Signé par Madame Antoanela Florescu-Patoz, vice-présidente et par Madame Victoria Damiens, greffière à laquelle la minute de la décision a été remise par le magistrat signataire.
Vu les articles 56, 455 et 768 du code de procédure civile,
Vu les dernières conclusions de Mme, [G], [L] constituées par l’assignation délivrée le 1er août 2023 au procureur de la République, et le bordereau de communication de pièces notifié par la voie électronique le 14 mars 2024,
Vu les dernières conclusions du ministère public notifiées par la voie électronique le 29 août 2024,
Vu l’ordonnance de clôture rendue le 23 mai 2025, ayant fixé l’affaire à l’audience de plaidoiries du 6 février 2026,
Décision du 27/03/2026
Chambre du contentieux
de la nationalité Section B
N°RG 24/351
MOTIFS DE LA DECISION
Sur la procédure
Aux termes de l’article 1040 du code de procédure civile, dans toutes les instances où s’élève à titre principal ou incident une contestation sur la nationalité, une copie de l’assignation est déposée au ministère de la justice qui en délivre récépissé.
En l’espèce, le ministère de la justice a délivré ce récépissé le 4 juillet 2024. La condition de l’article 1040 du code de procédure civile est ainsi respectée.
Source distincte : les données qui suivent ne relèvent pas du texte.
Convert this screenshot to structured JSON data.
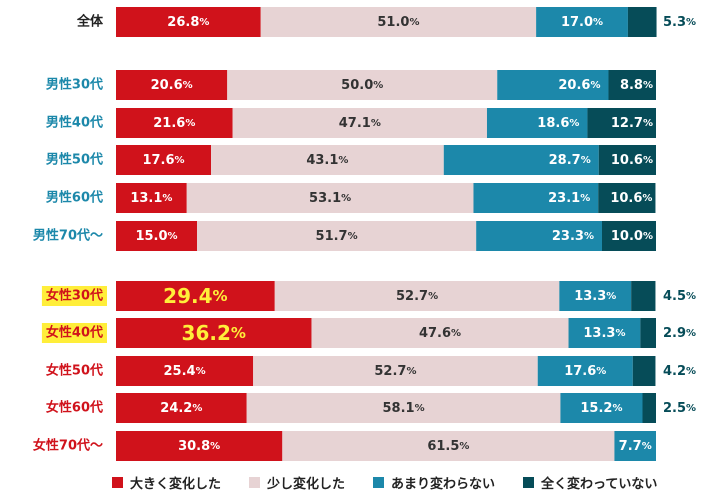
{
  "chart_data": {
    "type": "bar",
    "orientation": "horizontal",
    "stacked": true,
    "xlim": [
      0,
      100
    ],
    "unit": "%",
    "categories": [
      "全体",
      "男性30代",
      "男性40代",
      "男性50代",
      "男性60代",
      "男性70代～",
      "女性30代",
      "女性40代",
      "女性50代",
      "女性60代",
      "女性70代～"
    ],
    "category_groups": [
      "total",
      "male",
      "male",
      "male",
      "male",
      "male",
      "female",
      "female",
      "female",
      "female",
      "female"
    ],
    "highlighted_categories": [
      "女性30代",
      "女性40代"
    ],
    "series": [
      {
        "name": "大きく変化した",
        "color": "#d0121b",
        "values": [
          26.8,
          20.6,
          21.6,
          17.6,
          13.1,
          15.0,
          29.4,
          36.2,
          25.4,
          24.2,
          30.8
        ]
      },
      {
        "name": "少し変化した",
        "color": "#e7d3d4",
        "values": [
          51.0,
          50.0,
          47.1,
          43.1,
          53.1,
          51.7,
          52.7,
          47.6,
          52.7,
          58.1,
          61.5
        ]
      },
      {
        "name": "あまり変わらない",
        "color": "#1c88aa",
        "values": [
          17.0,
          20.6,
          18.6,
          28.7,
          23.1,
          23.3,
          13.3,
          13.3,
          17.6,
          15.2,
          7.7
        ]
      },
      {
        "name": "全く変わっていない",
        "color": "#064c58",
        "values": [
          5.3,
          8.8,
          12.7,
          10.6,
          10.6,
          10.0,
          4.5,
          2.9,
          4.2,
          2.5,
          null
        ]
      }
    ],
    "label_colors": {
      "total": "#222222",
      "male": "#1c88aa",
      "female": "#d0121b"
    },
    "highlight_label_bg": "#ffee3a",
    "highlight_value_color": "#ffee3a",
    "legend_position": "bottom",
    "grid": false
  }
}
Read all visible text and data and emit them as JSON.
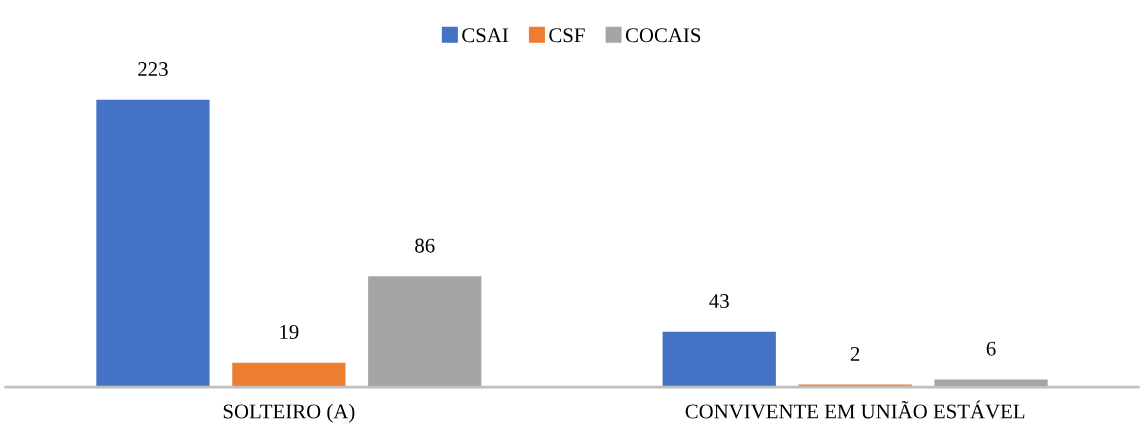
{
  "chart_data": {
    "type": "bar",
    "categories": [
      "SOLTEIRO (A)",
      "CONVIVENTE EM UNIÃO ESTÁVEL"
    ],
    "series": [
      {
        "name": "CSAI",
        "color": "#4472c4",
        "values": [
          223,
          43
        ]
      },
      {
        "name": "CSF",
        "color": "#ed7d31",
        "values": [
          19,
          2
        ]
      },
      {
        "name": "COCAIS",
        "color": "#a5a5a5",
        "values": [
          86,
          6
        ]
      }
    ],
    "data_labels": true,
    "legend": "top"
  }
}
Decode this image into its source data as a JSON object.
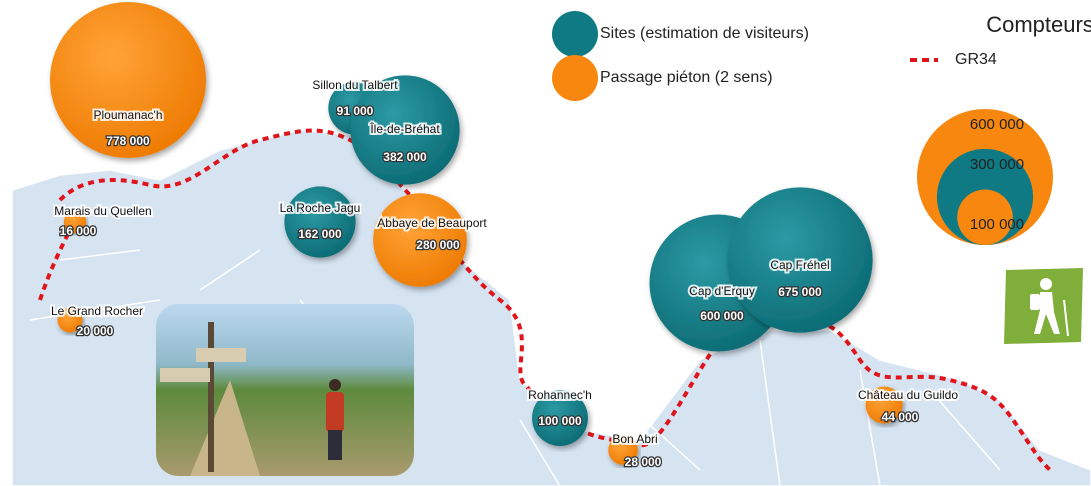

Il y a donc lieu de dire que la procédure est régulière au regard de ces dispositions.
Sur l’action déclaratoire de nationalité française
Mme, [G], [L], se disant née le 16 octobre 1997 à, [Localité 3] (Algérie), revendique la nationalité française par filiation maternelle, sur le fondement de l’article 18 du code civil. Elle fait valoir que sa mère, Mme, [Y], [U], née le 27 juin 1961 à, [Localité 3] (Algérie), qui serait elle-même née de, [C], [Z], [U], né le 27 février 1918 à, [Localité 3] (Algérie), ayant conservé la nationalité française à l’indépendance de l’Algérie pour avoir souscrit une déclaration recognitive de nationalité française le 1er avril 1963. Mme, [Y], [U] étant mineure, elle aurait bénéficié de l’effet collectif de la déclaration souscrite par son père.
Son action fait suite à la décision de refus de délivrance d’un certificat de nationalité française qui lui a été opposée le 19 septembre 2019 par le directeur des services de greffe judiciaires du pôle de la nationalité française du tribunal judiciaire de Paris (pièce n°1 du ministère public).
Sur le fond
En application de l’article 30 alinéa 1 du code civil, la charge de la preuve en matière de nationalité incombe à celui qui revendique la qualité de Français lorsqu’il n’est pas déjà titulaire d’un certificat de nationalité délivré à son nom conformément aux dispositions des articles 31 et suivants du même code.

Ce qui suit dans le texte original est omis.